Remo found the Master of Sinanju waiting for him in the Sheremetevo II Airport terminal. This time Chiun wasn't hovering over the luggage dump. He was realigning the fingers of a would-be pickpocket.
The man was on his knees howling as Chiun held his left wrist with his right hand while using his right hand to stretch the felon's fingers as far as the connecting cartilage would allow. Which was an extra inch on the long fingers and a quarter on the pinky. With a flourish, he popped the man's thumb out of its socket and left him clutching the broken ball of pain that was his fist.
"Russia was never like this," Chiun muttered as they claimed a battered green Zhiguli car whose checkerboard stripe denoted it as a local taxicab.
"There's a lot of crime in Russia these days," Remo admitted.
"The Russians need a good czar. Otherwise, they behave like children who do not get along with themselves or others."
En route to the heart of the city, they witnessed two broad-daylight knifings, as well as a man being methodically run over by a Mercedes SL. The man was being held down on the sidewalk by four other men as a fifth backed the car across his chest. Each time it passed over his chest, he expelled a whoof! and spasmed.
Remo asked the cab driver to stop, then sauntered over to assist. He assisted the four assailants out of the suddenly shattered, unworking sacks of bonemeal their healthy bodies had become. It was too late to save their victim, but it was better than nothing.
"What's happened to this place?" asked Remo as the taxi moved on through the gray streets that were choked with the filthy snow mounds of a recent storm.
"Democracy," the driver said. "Is it not wonderful?"
They saw American billboards emblazoned with Cyrillic logos.
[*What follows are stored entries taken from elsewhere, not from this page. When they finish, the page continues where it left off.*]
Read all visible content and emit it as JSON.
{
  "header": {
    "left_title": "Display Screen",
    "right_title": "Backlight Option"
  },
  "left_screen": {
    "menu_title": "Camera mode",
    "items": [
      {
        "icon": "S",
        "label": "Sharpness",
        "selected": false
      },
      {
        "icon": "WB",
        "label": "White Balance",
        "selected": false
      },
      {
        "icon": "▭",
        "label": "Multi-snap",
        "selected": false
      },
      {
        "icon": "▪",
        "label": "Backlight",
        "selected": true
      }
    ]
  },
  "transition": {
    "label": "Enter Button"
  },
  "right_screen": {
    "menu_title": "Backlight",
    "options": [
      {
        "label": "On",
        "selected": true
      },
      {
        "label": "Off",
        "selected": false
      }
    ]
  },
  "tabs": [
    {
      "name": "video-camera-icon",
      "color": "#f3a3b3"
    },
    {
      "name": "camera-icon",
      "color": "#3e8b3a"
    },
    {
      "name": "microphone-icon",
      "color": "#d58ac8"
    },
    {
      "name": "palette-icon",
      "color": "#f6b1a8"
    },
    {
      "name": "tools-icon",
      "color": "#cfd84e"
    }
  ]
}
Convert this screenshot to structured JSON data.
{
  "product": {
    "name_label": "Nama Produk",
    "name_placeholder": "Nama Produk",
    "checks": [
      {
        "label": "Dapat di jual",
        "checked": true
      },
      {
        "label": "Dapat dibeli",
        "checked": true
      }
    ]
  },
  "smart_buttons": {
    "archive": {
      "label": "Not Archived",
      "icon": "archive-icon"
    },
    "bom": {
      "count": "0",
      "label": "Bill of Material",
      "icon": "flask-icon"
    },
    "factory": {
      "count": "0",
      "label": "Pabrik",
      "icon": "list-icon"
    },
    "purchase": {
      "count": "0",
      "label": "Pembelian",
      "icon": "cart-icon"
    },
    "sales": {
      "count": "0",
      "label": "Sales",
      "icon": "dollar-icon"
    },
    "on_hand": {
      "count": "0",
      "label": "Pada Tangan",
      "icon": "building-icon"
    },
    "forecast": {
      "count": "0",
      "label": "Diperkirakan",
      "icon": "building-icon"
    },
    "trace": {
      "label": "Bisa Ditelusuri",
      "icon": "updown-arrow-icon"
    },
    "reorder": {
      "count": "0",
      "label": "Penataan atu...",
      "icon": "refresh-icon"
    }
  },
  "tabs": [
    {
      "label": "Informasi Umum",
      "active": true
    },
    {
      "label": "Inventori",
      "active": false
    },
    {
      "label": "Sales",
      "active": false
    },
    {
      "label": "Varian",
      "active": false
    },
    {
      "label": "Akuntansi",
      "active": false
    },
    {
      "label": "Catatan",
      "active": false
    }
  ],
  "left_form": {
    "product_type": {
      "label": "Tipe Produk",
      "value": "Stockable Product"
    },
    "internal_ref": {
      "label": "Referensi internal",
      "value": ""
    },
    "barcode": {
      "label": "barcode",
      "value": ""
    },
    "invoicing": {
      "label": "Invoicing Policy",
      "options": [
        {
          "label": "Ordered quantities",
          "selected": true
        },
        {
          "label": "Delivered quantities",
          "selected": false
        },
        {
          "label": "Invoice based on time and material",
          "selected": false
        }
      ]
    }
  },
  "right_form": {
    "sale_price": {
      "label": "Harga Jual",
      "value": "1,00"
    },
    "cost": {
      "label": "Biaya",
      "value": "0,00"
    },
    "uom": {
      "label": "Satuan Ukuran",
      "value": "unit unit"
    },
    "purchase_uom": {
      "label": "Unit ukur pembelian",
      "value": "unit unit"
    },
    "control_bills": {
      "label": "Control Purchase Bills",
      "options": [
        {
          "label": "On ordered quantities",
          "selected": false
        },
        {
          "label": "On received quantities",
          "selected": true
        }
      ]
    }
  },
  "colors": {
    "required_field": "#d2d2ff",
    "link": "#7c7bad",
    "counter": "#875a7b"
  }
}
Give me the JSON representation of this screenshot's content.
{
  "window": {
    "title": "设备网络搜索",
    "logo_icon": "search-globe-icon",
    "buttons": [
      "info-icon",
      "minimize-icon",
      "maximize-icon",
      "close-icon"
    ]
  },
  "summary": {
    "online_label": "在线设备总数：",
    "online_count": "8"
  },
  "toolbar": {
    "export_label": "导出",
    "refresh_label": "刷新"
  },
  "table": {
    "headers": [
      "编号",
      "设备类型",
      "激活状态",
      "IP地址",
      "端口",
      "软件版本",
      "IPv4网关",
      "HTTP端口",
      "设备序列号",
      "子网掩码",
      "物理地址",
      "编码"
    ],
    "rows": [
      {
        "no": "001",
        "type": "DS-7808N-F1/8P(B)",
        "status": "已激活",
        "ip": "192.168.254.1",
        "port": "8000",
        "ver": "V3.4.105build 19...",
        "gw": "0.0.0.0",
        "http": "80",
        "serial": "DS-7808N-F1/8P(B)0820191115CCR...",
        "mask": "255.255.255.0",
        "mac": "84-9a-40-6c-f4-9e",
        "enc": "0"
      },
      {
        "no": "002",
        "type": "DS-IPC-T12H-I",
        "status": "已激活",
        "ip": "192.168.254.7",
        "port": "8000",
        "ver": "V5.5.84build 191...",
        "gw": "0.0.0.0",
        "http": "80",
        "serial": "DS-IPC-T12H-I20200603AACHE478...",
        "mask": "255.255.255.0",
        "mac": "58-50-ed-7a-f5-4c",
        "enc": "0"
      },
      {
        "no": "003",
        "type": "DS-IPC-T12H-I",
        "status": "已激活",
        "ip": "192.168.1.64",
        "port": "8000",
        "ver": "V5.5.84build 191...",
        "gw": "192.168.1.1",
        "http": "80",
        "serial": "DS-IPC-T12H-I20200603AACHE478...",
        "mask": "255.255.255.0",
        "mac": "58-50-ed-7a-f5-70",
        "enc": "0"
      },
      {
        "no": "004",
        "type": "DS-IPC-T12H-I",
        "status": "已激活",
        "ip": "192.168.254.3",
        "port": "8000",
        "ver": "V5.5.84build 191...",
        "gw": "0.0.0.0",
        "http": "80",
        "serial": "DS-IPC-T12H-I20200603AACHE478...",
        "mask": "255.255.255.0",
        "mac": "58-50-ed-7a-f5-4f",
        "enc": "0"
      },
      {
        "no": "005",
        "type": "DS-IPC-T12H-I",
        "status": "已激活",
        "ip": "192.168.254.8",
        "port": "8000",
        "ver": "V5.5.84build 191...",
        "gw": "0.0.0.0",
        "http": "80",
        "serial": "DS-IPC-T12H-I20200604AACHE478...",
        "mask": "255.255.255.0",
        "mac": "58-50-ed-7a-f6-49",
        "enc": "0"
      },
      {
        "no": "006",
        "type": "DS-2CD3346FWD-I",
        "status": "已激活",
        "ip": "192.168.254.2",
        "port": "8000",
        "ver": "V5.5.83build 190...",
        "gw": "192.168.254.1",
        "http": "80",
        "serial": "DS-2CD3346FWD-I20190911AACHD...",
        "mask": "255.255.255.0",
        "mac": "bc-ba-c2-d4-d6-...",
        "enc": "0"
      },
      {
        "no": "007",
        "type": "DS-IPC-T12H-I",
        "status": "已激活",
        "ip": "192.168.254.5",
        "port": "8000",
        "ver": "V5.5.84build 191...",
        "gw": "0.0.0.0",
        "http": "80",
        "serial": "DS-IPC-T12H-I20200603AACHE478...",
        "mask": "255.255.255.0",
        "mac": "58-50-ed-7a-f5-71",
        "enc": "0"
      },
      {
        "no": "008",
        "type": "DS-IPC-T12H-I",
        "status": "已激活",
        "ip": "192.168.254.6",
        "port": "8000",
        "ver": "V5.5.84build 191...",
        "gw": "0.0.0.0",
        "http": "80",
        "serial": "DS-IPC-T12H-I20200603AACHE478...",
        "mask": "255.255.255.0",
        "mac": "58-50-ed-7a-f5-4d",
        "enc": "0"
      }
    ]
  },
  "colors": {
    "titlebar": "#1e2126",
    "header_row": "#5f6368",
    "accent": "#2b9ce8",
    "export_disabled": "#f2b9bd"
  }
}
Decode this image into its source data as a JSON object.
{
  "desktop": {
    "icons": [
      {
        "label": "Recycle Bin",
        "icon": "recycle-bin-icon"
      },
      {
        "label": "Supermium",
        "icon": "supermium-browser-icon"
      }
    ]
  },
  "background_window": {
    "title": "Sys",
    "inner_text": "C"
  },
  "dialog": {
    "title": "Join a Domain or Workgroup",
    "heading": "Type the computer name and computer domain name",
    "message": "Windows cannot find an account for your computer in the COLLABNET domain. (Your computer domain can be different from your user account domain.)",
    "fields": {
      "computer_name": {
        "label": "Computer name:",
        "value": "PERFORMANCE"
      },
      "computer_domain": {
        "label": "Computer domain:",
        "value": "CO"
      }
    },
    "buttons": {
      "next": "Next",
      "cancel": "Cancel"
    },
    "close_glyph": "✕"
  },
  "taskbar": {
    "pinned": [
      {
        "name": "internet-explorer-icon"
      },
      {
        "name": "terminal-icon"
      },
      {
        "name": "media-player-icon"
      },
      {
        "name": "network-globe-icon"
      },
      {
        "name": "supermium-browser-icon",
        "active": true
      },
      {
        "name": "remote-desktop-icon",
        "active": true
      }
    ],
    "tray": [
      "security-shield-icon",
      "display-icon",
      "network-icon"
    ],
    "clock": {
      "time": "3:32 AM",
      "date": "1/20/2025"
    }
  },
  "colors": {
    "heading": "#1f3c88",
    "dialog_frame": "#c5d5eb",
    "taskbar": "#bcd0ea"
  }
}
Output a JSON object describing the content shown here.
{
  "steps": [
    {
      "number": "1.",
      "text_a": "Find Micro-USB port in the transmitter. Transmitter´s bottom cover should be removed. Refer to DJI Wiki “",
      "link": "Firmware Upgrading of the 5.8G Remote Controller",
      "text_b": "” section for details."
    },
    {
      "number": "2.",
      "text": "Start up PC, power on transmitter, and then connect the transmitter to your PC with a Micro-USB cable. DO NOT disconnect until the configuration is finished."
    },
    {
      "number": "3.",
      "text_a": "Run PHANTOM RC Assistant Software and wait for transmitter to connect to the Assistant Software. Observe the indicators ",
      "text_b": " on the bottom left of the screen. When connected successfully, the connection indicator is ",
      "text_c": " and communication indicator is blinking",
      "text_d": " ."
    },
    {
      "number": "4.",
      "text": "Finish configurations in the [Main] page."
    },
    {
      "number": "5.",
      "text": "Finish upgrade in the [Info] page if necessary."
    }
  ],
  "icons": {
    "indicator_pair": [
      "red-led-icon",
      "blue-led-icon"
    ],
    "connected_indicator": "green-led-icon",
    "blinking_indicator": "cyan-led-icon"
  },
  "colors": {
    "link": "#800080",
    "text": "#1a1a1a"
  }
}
Remo quickly learned how to spell a wide variety of familiar US. products in the Russian alphabet by guessing what the letters meant.
Snow was piled as high as the second floors of buildings in some spots, and in contrast to his previous visits to the dreary city on the banks of the Moscow River, not a policeman or soldier walked the streets.
"Where's the law in this town?" Remo asked.
"The law of the jungle is the law now. It is wonderful. I make six times the rubles I made before the Soviet system went pfui. "
"Good for you. Just get us to Gorky Street."
"It is coming up. But it is called Tverskaya Street now. What is your exact destination?"
"I don't have one."
"In that case, you will pay double the fare."
"Robber!" flared Chiun.
"Why is it double the fare?" asked Remo.
"I charge for unnecessary directing to a nonspecified destination," the cabbie said amiably.
"Well, it's only kopecks," said Remo.
The cabbie snorted. "Kopecks are valueless. Rubles rule Russia now."
They turned onto a long thoroughfare near a snow-burdened park where the familiar arches of McDonald's were a bright spot of color in an otherwise drab area. There was a line that stretched around the block to get into the fastfood restaurant.
"Gypsies buy Beeg Meks to resell in the park," the driver volunteered. "Is the new Russia not great?"
"It is not," snapped Chiun.
The driver lost his smile. "State your destination."
"Anywhere around here," said Remo.
"Oops. I now charge you triple."
"Triple? Why?"
"Imprecise directing of driver. It eats into my efficiency. Time is rubles. You are costing me rubles."
"Fine. See that gray stone building? Drop us in front."
The cabbie obliged by U-turning through blaring traffic and bumping up on the slushy sidewalk without regard for scattering pedestrians.
Turning in his seat, he began counting up the fare with the aid of his fingers.